Now create two plots side-by-side for bill length and bill depth.

HINT: You don’t need to create multiple separate plots using matplotlib for this - you can do it from within the graphing function we’re using from scikit-learn.

fig, ax = plt.subplots(figsize=(10, 6))
display = PartialDependenceDisplay.from_estimator(
    model,  # Your fitted model
    X,  # Your feature matrix
    features=['bill_length_mm', 'bill_depth_mm'],  # List of features to plot
    target=0,
    kind='average',  # Type of PDP
    ax=ax,
    random_state=42
)
plt.show()

18.2 ICE Plots

Now create three ICE plots of the same feature - one for each class. Make sure to give each plot a name.

fig, ax = plt.subplots(figsize=(10, 6))
display = PartialDependenceDisplay.from_estimator(
    model,  # Your fitted model
    X,  # Your feature matrix
    features=['bill_length_mm'],  # List of features to plot
    target=0,
    kind='individual',  # Type of PDP
    ax=ax,
    random_state=42
)
plt.title("Adelie Penguins - Bill Length ICE Plot")
plt.show()

fig, ax = plt.subplots(figsize=(10, 6))
display = PartialDependenceDisplay.from_estimator(
    model,  # Your fitted model
    X,  # Your feature matrix
    features=['bill_length_mm'],  # List of features to plot
    target=1,
    kind='individual',  # Type of PDP
    ax=ax,
    random_state=42
)
plt.title("Chinstrap Penguins - Bill Length ICE Plot")
plt.show()

fig, ax = plt.subplots(figsize=(10, 6))
display = PartialDependenceDisplay.from_estimator(
    model,  # Your fitted model
    X,  # Your feature matrix
    features=['bill_length_mm'],  # List of features to plot
    target=2,
    kind='individual',  # Type of PDP
    ax=ax,
    random_state=42
)
plt.title("Gentoo Penguins - Bill Length ICE Plot")
plt.show()

Now, just for one of the classes, create an ICE plot for bill_length_mm that also shows the average of all the ICE plots - a joint PDP/ICE plot, effectively!
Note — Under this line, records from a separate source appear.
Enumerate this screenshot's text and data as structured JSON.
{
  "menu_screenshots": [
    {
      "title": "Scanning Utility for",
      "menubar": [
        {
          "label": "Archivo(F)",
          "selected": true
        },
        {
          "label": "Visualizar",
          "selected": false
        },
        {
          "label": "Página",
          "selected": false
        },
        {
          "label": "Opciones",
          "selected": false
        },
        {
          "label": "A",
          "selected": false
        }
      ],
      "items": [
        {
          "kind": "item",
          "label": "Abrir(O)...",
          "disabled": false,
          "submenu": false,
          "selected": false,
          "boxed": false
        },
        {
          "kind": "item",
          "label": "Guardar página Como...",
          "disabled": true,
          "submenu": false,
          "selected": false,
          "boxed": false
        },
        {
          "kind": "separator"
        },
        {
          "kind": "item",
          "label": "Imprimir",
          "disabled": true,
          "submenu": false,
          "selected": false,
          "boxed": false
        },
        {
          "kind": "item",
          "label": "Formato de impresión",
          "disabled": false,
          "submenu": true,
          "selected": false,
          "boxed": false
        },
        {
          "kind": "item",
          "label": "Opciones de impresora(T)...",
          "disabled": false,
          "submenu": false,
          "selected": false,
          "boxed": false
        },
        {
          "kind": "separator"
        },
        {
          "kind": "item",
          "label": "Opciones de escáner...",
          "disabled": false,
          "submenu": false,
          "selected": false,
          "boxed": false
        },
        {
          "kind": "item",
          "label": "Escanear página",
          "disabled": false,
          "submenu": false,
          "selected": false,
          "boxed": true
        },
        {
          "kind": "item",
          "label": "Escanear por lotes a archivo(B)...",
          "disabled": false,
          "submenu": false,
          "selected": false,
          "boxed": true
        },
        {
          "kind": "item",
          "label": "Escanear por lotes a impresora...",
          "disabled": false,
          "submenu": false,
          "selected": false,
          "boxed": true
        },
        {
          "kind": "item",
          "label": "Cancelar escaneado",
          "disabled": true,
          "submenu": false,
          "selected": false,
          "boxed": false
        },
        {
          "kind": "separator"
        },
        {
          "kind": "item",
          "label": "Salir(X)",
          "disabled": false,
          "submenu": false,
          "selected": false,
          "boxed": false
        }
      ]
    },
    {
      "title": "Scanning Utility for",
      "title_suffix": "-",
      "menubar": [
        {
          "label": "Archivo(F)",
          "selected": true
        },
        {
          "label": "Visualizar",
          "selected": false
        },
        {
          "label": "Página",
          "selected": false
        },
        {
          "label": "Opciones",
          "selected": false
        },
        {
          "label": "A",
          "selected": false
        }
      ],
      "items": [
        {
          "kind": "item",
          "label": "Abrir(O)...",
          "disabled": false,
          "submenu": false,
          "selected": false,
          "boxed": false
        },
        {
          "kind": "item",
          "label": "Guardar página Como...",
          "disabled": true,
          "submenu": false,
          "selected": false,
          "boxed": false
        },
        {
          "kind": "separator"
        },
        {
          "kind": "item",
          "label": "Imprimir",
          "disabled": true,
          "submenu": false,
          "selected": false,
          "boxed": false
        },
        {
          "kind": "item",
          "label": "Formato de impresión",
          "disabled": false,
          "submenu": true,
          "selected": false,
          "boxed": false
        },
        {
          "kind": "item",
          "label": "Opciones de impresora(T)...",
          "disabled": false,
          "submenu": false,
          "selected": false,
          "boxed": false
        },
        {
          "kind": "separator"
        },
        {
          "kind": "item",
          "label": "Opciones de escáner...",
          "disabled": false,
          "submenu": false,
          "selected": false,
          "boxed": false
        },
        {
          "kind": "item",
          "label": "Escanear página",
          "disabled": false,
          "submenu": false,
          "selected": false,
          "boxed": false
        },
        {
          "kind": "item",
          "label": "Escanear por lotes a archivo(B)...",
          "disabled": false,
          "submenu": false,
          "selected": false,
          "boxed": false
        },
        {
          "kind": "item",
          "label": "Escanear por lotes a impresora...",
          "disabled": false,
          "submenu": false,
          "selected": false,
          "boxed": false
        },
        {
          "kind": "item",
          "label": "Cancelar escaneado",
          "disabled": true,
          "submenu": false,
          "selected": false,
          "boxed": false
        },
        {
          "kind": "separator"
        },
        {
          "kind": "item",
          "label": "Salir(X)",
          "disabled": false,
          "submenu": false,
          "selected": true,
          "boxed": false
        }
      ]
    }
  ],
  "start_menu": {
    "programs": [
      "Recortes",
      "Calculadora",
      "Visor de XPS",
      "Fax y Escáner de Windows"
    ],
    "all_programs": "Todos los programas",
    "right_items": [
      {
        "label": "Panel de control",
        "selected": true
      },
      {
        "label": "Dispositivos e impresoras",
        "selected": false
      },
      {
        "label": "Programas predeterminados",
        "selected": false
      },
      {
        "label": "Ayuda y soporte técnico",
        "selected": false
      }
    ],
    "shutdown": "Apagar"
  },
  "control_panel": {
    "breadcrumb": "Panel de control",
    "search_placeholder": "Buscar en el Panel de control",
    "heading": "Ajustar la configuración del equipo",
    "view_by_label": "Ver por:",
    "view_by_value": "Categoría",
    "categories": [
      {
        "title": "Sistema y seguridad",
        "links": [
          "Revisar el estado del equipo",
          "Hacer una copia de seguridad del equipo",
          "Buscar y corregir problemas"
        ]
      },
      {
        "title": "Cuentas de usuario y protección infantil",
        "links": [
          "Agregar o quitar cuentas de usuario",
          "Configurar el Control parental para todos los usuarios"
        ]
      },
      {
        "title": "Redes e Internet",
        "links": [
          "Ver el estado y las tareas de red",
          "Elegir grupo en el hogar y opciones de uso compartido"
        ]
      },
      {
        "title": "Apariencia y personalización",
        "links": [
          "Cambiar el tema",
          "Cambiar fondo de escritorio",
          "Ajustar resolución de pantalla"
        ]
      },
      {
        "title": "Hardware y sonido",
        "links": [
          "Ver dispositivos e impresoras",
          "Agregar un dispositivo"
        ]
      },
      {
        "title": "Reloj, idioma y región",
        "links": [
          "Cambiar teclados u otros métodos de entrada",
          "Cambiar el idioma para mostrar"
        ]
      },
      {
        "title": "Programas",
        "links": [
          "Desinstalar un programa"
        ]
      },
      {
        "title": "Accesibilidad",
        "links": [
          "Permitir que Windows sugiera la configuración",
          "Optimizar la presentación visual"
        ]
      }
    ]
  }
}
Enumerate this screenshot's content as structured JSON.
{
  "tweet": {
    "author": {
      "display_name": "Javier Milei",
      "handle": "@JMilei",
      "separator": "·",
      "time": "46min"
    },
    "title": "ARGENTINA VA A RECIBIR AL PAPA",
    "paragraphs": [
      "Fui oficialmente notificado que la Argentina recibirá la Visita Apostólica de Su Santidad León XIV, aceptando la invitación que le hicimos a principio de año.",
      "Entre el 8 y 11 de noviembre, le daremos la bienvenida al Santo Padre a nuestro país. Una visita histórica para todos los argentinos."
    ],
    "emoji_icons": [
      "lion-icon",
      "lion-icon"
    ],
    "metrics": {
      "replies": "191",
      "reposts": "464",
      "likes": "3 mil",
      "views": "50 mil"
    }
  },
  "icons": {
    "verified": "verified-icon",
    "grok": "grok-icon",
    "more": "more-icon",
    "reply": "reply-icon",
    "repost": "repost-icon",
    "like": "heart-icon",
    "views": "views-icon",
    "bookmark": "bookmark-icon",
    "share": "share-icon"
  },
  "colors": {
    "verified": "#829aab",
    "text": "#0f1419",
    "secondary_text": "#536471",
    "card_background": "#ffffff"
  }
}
Again, make sure you provide a title.

fig, ax = plt.subplots(figsize=(10, 6))
display = PartialDependenceDisplay.from_estimator(
    model,  # Your fitted model
    X,  # Your feature matrix
    features=['bill_length_mm'],  # List of features to plot
    target=2,
    kind='both',  # Type of PDP
    ax=ax,
    random_state=42
)
plt.title("Adelie Penguins - Joint ICE/PDP Plot")
plt.show()

18.2.0.1 BONUS: 2D PDP Plots

Now create a 2D plot of bill length and bill depth.

PartialDependenceDisplay.from_estimator(
    model,
    X_test,
    features=[('bill_length_mm', 'bill_depth_mm')],
    kind='average',
    target=0,
    random_state=0
)

18.3 SHAP

We have a multiclass problem with our penguins dataset.

This results in some slightly different outputs from our SHAP code, which can be confusing to deal with, so for now we’re just going to focus on a binary classification problem - is a penguin an Adelie, or not?

Run the code below to turn this into a binary classification problem and retrain the model.

penguins_binary = penguins.copy()

# If Adelie penguin, return 1, else return 0
penguins_binary['target'] = np.where(penguins_binary['target'] == 0, 1, 0)
penguins_binary['species'] = np.where(penguins_binary['species'] == "Adelie", "Adelie", "Not Adelie")

# Droping the target and species since we only need the measurements
X = penguins_binary.drop(['target','species'], axis=1)

# Define features (X) and target (y)
X = X
y = penguins_binary['target']

# get class and features names
class_names = penguins_binary.species.unique()
feature_names = X.columns

# Splitting into train and test
X_train, X_test, y_train, y_test = train_test_split(X, y, test_size=0.2,
                                                    random_state=42)

# Instantiate an XGBoost model and fit it
model = XGBClassifier(random_state=42)

model.fit(X_train, y_train)
XGBClassifier(base_score=None, booster=None, callbacks=None,
              colsample_bylevel=None, colsample_bynode=None,
              colsample_bytree=None, device=None, early_stopping_rounds=None,
              enable_categorical=False, eval_metric=None, feature_types=None,
              gamma=None, grow_policy=None, importance_type=None,
              interaction_constraints=None, learning_rate=None, max_bin=None,
              max_cat_threshold=None, max_cat_to_onehot=None,
              max_delta_step=None, max_depth=None, max_leaves=None,
              min_child_weight=None, missing=nan, monotone_constraints=None,
              multi_strategy=None, n_estimators=None, n_jobs=None,
              num_parallel_tree=None, random_state=42, ...)
In a Jupyter environment, please rerun this cell to show the HTML representation or trust the notebook.
On GitHub, the HTML representation is unable to render, please try loading this page with nbviewer.org.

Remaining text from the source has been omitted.